John also entered public health through the doors of Kitsilano’s Pine Street Youth Clinic in 1971. He was, in fact, instrumental in starting this clinic in the hippy era of pot smokers, free love, and draft dodgers. It may have seemed a strange choice for the son of a military family who was at that time doing a residency in internal medicine at Vancouver General Hospital and who by his own account was straight as an arrow. The logic, however, of intervening upstream to prevent problems or catch them before they became severe led him to a subsequent 1975 diploma in public health and a fellowship in the Royal College of Physicians of Canada (FRCPC), specialty in public health in 1976.

He served as the medical health officer in Coquitlam (Simon Fraser Health Unit) from 1976 to 1984. During this time he was training residents in community medicine through the Department of Health Care and Epidemiology at UBC, he was on the Board of Examiners of the Royal College of Physicians and Surgeons of Canada, and he was chair of the Pro­vincial Child Care Licensing Board.

In 1984 he was appointed medical health officer for the City of Vancouver and promptly hit the front pages, where as he says, “I fought AIDS (and the provincial government of the day) in the front pages of the newspapers…  trying to get the message out.”

He never looked back. He retired from his position as chief medical health officer for Vancouver Coastal Health 23 years later in June 2007. He worked with two mayors who later became provincial premiers and one who went on to become a senator. He helped cement the dictum that municipalities have a critical role to play in both protecting and promoting the health of their publics. Working with Philip Owen, Vancouver’s longest-serving mayor, he helped set the stage for the opening of North America’s first (and so far only) supervised injection site, Insite, as a scientific-medical pilot project. Working with the city’s present mayor, John sat on the medical advisory board of the Chronic Addiction Substitution Trial (CAST). Another innovative initiative aimed at combating the public health threats of substance abuse, mental health, homelessness, and bloodborne diseases.

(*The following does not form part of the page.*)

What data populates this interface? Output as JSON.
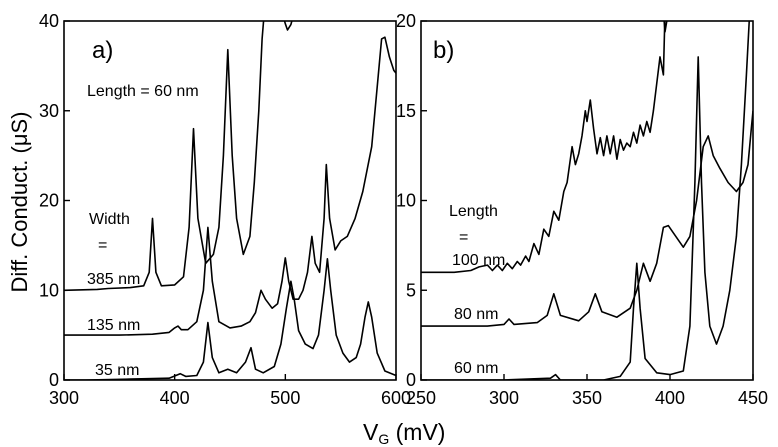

John has also written more than 20 books, mostly on honors, decorations, medals, and airplanes. Most recently, two volumes have celebrated the world of public health in BC and Vancouver and have paid a special tribute to the often unsung heroes, environmental health officers.

He is the recipient of an impressive set of awards including the Order of Canada in 1994 for his work in public health and the Queen’s Golden Jubilee Medal in 2002. He was named Canadian Health Hero by the Pan American Health Organization in 2002. He received the Silver Medal of Service from the BCMA in 2005, and the Order of British Columbia in 2007, again in recognition of his work in public health. 

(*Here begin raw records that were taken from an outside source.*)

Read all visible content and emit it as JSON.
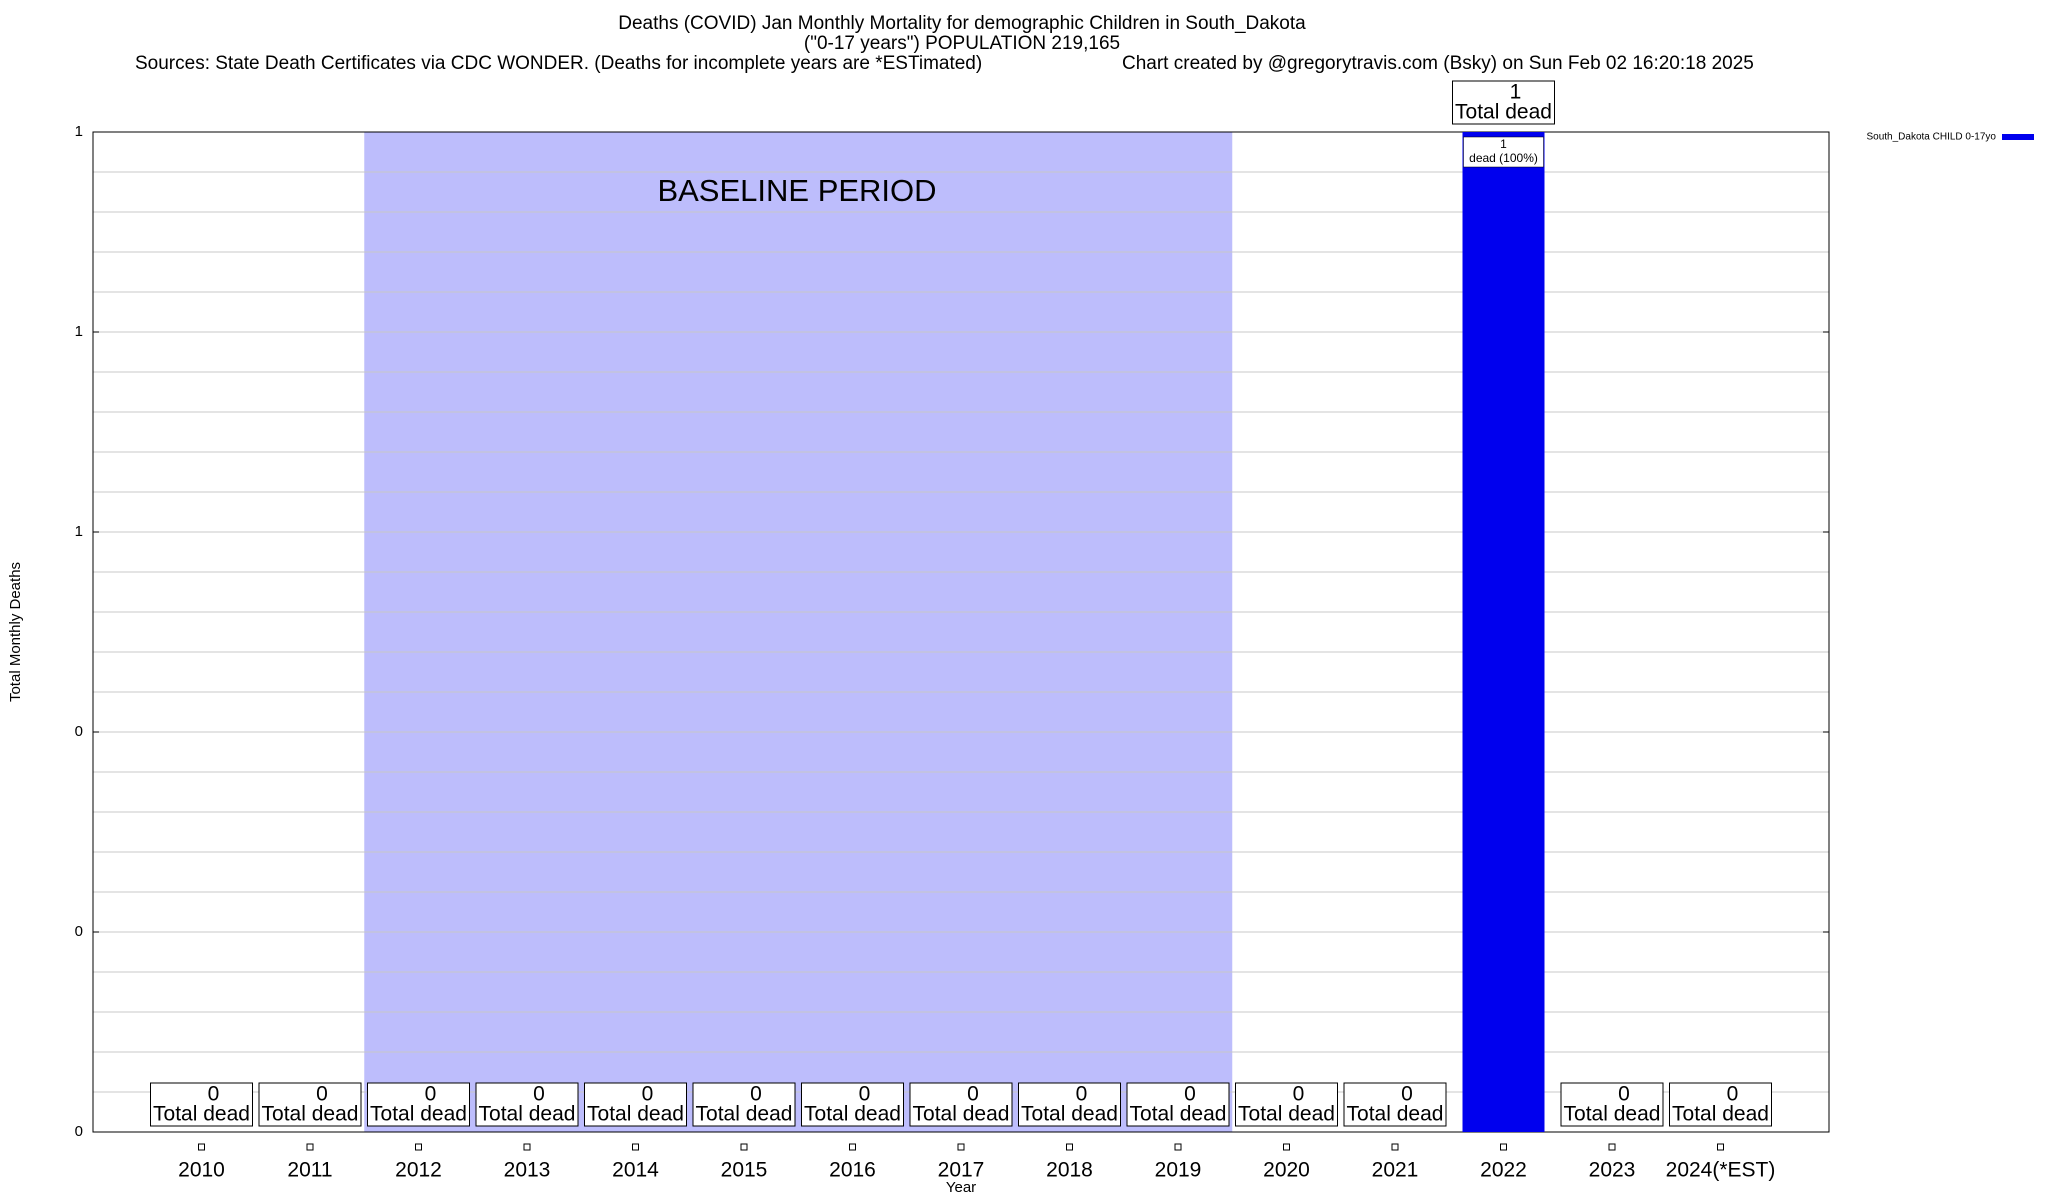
{
  "chart_data": {
    "type": "bar",
    "title": "Deaths (COVID) Jan Monthly Mortality for demographic Children in South_Dakota",
    "subtitle": "(\"0-17 years\") POPULATION 219,165",
    "sources": "Sources: State Death Certificates via CDC WONDER. (Deaths for incomplete years are *ESTimated)",
    "credit": "Chart created by @gregorytravis.com (Bsky) on Sun Feb 02 16:20:18 2025",
    "xlabel": "Year",
    "ylabel": "Total Monthly Deaths",
    "categories": [
      "2010",
      "2011",
      "2012",
      "2013",
      "2014",
      "2015",
      "2016",
      "2017",
      "2018",
      "2019",
      "2020",
      "2021",
      "2022",
      "2023",
      "2024(*EST)"
    ],
    "series": [
      {
        "name": "South_Dakota CHILD 0-17yo",
        "color": "#0000ee",
        "values": [
          0,
          0,
          0,
          0,
          0,
          0,
          0,
          0,
          0,
          0,
          0,
          0,
          1,
          0,
          0
        ]
      }
    ],
    "total_label": "Total dead",
    "bar_inner_label": "dead (100%)",
    "baseline": {
      "label": "BASELINE PERIOD",
      "start": "2012",
      "end": "2019",
      "color": "#bdbdfc"
    },
    "ylim": [
      0,
      1
    ],
    "yticks": [
      {
        "value": 0,
        "label": "0"
      },
      {
        "value": 0.2,
        "label": "0"
      },
      {
        "value": 0.4,
        "label": "0"
      },
      {
        "value": 0.6,
        "label": "1"
      },
      {
        "value": 0.8,
        "label": "1"
      },
      {
        "value": 1,
        "label": "1"
      }
    ],
    "yminorticks": [
      0.04,
      0.08,
      0.12,
      0.16,
      0.24,
      0.28,
      0.32,
      0.36,
      0.44,
      0.48,
      0.52,
      0.56,
      0.64,
      0.68,
      0.72,
      0.76,
      0.84,
      0.88,
      0.92,
      0.96
    ],
    "grid": true,
    "legend": "top-right"
  }
}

John also served for 39 years in the Canadian Forces Reserves, retiring in 2000 with the rank of commander and the position of senior naval reserve medical advisor. He represented Canada from 1989 to 1995 at NATO as the head of the Canadian Forces Reserve Medical Group.

John has been long married to Carol, a general practitioner in Surrey and, according to his four children, a “real doctor.” Wikipedia also notes that he is a “scrappy” hockey player.

I have known him as a highly re­spected public health physician, a mentor and a leader, a man who always spoke truth to power (usually clearly and succinctly), a supporter of the discipline, art, and science of public health, a worthy descendant of Ru­dolph Virchow and Charles Hastings, a superb communicator, and a respected colleague.

Acknowledgment
Thanks to Dr Shaun Peck, previous deputy provincial health officer, for input.

 

 


A distinguished military career (L-R): Governor General's foot guards, RCAF, Navy green uniform, Navy whites, and finally retirement in Navy Blue.


 


Dr Blatherwick as known to city of Vancouver residents.


 


Take-off in the Harvard from the Museum of Flight, Langley.


 


Pictured here with wife, Dr Carol Blatherwick.


 

 

Perry Kendall, OBC, MBBS, MSc, FRCPC. Dr John Blatherwick—An appreciation. BCMJ, Vol. 49, No. 10, December, 2007, Page(s) 578 - Physician Spotlight.